Sunday, January 24, 2010

La Mosca en la Ceniz - Review

The fly ash or La Mosca en la Ceniza by Gabriela David, is the story of two girls who reach Buenos Aires from a rural place, in search of a good job, but are deceived and forced to work in a brothel.

One of them refuses to work and struggles to escape, but the other adapts to her new life.

The film portrays the issue of human-trafficking and is indicative of the fact that how poor girls are hoaxed into such a business.

Most of the film is shot within the brothel, showing us the life inside these closed walls. The frames, lighting and sound within the brothel are suggestive of the closed space they are in. A feeling of suffocation accompanies and is well portrayed.

The rooms in which the girls gather, is highly decked, while the room they sleep in looks cold and closed, except a small closed glass window. This perhaps mirrors their life, decorated from the outside for customers, but lonely and dreadful in reality.
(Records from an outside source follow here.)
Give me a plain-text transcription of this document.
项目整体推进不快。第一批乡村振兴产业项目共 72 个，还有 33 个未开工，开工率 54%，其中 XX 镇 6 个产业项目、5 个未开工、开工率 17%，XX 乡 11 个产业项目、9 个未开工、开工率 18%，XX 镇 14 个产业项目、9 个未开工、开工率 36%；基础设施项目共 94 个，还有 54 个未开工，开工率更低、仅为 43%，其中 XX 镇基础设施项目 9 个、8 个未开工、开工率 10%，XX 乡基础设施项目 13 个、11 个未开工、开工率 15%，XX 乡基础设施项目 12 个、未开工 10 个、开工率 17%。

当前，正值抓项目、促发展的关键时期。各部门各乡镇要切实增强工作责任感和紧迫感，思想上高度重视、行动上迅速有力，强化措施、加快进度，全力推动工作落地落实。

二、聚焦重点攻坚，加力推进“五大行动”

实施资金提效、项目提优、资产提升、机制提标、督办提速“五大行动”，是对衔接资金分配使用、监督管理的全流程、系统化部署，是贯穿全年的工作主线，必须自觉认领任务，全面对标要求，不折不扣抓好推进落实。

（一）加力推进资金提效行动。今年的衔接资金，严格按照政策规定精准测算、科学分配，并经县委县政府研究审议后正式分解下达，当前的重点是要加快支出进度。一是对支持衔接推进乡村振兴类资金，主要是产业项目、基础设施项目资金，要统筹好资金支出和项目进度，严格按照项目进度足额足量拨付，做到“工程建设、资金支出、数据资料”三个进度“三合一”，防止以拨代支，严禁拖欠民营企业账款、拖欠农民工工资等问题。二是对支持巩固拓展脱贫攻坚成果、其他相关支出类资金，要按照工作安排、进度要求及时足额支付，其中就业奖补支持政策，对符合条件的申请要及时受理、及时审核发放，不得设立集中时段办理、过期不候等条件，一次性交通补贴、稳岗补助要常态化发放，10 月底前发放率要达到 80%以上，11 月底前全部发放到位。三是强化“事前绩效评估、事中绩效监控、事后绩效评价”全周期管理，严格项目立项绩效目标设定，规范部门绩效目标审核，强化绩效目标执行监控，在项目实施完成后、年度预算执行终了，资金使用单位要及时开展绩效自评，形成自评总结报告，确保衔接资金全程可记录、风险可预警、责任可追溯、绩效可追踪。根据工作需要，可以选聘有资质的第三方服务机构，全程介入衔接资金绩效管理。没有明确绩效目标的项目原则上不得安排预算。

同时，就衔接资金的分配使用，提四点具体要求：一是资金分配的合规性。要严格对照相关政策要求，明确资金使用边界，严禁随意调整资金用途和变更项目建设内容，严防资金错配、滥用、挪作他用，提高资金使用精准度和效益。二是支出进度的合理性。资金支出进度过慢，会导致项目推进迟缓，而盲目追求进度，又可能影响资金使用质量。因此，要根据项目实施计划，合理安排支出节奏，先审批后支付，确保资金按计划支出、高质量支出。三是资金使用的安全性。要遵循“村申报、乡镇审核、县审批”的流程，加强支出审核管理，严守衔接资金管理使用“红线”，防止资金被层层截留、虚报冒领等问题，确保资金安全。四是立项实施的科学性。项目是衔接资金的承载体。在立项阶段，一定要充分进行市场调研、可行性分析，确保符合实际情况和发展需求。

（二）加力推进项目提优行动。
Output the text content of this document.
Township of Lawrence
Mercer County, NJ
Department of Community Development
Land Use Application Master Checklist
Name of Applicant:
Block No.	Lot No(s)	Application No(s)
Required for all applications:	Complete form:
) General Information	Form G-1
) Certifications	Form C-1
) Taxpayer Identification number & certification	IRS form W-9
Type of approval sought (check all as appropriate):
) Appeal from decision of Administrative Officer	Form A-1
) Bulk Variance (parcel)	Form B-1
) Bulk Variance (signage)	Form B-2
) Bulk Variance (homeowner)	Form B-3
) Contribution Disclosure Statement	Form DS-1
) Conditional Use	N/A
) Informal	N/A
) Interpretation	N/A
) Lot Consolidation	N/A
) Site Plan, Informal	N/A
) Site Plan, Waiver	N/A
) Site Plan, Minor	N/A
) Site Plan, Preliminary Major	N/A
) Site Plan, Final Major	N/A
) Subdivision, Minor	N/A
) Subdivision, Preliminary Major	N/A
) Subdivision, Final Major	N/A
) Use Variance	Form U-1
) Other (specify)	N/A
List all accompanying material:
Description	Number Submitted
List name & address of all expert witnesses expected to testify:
The frames emphasize the thought and reactions of a character through a lot of close up frames, and mid-shots. As if each character is important as a separate entity and everyone has small parallel stories that are visible even with the main story that is happening.

The film also depicts a huge contrast in the neighboring affluent houses and open spaces. Neighbors continue to deliberately pretend to ignore the hidden brothel.

The trick of the drowning fly in water and its revival when it’s dropped into a tiny heap of ash could be metaphorically similar to the drowning of the two girls and their revival as they succeed in getting out of the brothel. It’s like ‘resurrection’ when one of the girls manages to escape and brings the brothel to the notice of people thus saving all the other girls trapped inside.

I enjoyed the movie for the social issue it deals with.